SSL (Secure Sockets Layer) and TLS (Transport Layer Security)

SSL (Secure Sockets Layer) and TLS (Transport Layer Security) are hybrid encryption protocol for secure data transmission in the Internet. SSL was predecessor. We published about HTTPS (Secure Hypertext Transfer Protocol) before and is based on SSL or TLS to create an encrypted channel. Recently we published an article on how to install SSL Certificate for WordPress on Rackspace Cloud Sites. But for future articles and guide we need a more detailed article explaining SSL (Secure Sockets Layer) and TLS (Transport Layer Security).

Basics of  SSL (Secure Sockets Layer) and TLS (Transport Layer Security)

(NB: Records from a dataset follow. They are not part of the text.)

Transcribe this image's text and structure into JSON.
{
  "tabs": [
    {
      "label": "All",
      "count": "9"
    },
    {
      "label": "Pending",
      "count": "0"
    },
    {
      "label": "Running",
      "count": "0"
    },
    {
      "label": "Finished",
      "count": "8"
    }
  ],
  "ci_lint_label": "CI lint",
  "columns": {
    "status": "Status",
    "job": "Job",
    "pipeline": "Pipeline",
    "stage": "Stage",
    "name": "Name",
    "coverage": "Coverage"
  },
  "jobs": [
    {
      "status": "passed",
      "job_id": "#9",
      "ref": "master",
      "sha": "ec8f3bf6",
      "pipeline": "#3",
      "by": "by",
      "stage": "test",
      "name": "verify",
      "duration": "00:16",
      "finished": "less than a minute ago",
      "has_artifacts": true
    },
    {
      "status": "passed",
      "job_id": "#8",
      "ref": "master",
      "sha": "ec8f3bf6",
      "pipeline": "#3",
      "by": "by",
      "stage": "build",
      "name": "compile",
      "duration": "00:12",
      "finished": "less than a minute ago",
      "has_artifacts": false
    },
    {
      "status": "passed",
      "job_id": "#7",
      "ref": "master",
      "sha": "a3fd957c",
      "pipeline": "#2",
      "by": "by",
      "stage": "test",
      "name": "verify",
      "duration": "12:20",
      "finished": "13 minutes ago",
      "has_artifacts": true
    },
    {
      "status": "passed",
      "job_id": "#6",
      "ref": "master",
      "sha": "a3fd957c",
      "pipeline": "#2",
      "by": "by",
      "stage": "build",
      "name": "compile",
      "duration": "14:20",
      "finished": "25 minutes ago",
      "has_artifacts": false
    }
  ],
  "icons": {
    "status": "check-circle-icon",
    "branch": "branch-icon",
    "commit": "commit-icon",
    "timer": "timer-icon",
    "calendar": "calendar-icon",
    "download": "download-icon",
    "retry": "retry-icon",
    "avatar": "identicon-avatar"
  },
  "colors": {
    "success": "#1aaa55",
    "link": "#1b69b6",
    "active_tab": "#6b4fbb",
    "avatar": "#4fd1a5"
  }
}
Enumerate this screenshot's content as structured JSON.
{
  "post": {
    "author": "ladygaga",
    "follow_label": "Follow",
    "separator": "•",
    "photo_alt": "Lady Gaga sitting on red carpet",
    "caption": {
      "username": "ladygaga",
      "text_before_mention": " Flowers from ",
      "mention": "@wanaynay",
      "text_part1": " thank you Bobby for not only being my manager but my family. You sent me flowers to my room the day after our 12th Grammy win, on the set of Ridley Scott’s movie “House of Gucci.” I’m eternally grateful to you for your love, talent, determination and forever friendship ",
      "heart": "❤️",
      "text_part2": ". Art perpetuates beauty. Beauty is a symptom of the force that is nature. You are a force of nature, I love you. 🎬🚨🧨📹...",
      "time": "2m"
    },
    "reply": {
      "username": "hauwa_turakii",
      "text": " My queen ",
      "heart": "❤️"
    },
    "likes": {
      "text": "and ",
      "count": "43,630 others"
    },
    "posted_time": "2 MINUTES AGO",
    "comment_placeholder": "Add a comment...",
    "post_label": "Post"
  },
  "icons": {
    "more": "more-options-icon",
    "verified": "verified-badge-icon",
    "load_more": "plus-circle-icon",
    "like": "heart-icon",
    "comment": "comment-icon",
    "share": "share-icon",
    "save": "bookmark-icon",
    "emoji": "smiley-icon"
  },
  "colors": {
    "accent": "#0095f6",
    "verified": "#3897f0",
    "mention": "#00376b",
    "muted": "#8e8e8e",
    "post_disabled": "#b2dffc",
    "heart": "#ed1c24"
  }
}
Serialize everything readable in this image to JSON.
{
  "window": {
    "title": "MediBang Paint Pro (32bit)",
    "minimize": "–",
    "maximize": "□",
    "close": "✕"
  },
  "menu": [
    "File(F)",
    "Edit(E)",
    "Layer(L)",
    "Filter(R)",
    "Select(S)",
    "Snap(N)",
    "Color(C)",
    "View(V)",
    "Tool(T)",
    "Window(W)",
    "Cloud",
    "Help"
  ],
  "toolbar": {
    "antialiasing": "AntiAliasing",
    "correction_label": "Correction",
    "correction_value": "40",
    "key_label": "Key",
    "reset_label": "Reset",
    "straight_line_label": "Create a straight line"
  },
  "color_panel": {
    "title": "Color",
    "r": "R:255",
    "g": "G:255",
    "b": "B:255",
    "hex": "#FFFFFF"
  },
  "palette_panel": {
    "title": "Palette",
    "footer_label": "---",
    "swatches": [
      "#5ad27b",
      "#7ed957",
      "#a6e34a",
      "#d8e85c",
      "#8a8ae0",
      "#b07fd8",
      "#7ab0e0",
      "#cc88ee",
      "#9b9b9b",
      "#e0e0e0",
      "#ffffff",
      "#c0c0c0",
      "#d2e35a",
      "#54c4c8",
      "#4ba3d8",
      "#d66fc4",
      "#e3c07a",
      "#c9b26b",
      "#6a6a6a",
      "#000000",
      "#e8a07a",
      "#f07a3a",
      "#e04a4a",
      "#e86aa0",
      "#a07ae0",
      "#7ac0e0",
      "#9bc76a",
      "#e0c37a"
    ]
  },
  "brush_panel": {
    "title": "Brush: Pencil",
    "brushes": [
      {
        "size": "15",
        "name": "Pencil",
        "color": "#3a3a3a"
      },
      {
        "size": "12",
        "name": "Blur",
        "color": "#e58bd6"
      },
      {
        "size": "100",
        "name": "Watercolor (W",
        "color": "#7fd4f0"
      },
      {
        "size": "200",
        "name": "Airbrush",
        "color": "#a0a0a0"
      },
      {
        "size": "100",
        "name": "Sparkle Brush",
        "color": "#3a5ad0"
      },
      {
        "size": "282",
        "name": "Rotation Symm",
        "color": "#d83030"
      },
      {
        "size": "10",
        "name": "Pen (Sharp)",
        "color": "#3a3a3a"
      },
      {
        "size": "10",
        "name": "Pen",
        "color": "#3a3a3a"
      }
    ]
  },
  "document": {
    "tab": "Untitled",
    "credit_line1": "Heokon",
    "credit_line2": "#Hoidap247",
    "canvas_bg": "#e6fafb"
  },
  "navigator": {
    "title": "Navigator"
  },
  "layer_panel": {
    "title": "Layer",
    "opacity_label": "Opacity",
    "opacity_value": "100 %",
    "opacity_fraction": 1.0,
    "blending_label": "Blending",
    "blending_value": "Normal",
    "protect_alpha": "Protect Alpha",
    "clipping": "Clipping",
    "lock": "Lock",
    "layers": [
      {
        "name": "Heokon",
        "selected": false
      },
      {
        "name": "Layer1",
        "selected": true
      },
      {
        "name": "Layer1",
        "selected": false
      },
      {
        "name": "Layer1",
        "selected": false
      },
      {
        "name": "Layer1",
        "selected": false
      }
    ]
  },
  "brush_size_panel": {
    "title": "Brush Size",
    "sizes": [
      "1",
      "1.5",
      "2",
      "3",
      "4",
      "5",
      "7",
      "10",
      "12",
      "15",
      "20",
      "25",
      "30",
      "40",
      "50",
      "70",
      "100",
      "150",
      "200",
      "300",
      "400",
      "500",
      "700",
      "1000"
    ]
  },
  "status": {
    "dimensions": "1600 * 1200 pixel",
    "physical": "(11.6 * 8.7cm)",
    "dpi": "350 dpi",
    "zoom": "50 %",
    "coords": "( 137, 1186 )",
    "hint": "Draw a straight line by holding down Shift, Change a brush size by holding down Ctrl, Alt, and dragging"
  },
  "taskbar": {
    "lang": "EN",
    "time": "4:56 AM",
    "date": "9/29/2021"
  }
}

Transport Layer Security (TLS) is more extensively known with its predecessor’s name called Secure Sockets Layer (SSL). Version 1.0 of  TLS is version 3.1 of SSL. For easy to use and wide usage, we will use SSL to denote the current version of SSL, that means TLS right now. There is change in Standardization authority making to change the name and furthermore, TLS in current technology is more appropriate nomenclature. This explains the relationship of SSL and TSL. These are encryption methods to ensure security.

Usage of SSL or TLS

SSL encryption is now especially used with HTTPS. Most web servers support TLS 1.0, many also support SSL v2 and SSL v3 with a variety of encryption methods, almost all browsers and servers use TLS, but preferably with RSA and AES or Camellia for encryption. SSL v2 is disabled in most current browsers or causes a security warning making user to accept the risk oneself, since this version of protocol has a number of vulnerabilities. Google Chrome supports TLS 1.2 in the default configuration and Opera has support too (as of 08/2012). There is special problem with cross version and technical support of Opera desktop version of Windows OS resulting in a crash.

More and more website owners are using Extended Validation SSL Certificates (EV SSL certificate). In the browser address line, an additional field appears with color code and the domain owner with the certificate authority (like VeriSign) will be displayed.

The advantage of the SSL protocol is the ability to match any higher security layer protocol based on the SSL protocol. The disadvantage of the SSL-encrypted transmission is that the connection setup on the server side computationally intensive and therefore slower. The encryption itself takes depending on the algorithm only little computing time. For advanced Cloud Hosting, this is very negligible.

Looking at the future, we can definitely opine, while creating a serious website consider SSL / TLS from the beginning to avoid the problem with loss of backlinks. As today anyone can buy a .com domain, a SSL obviously makes a website / domain more reliable to any search engine, technically this is logically correct despite whether the officials of the search engines accepts or denies the positive impact of SSL. However, try to use a Cloud Platform on which the RAM and CPU is scalable, otherwise using SSL will slow down the loading or can output a white page.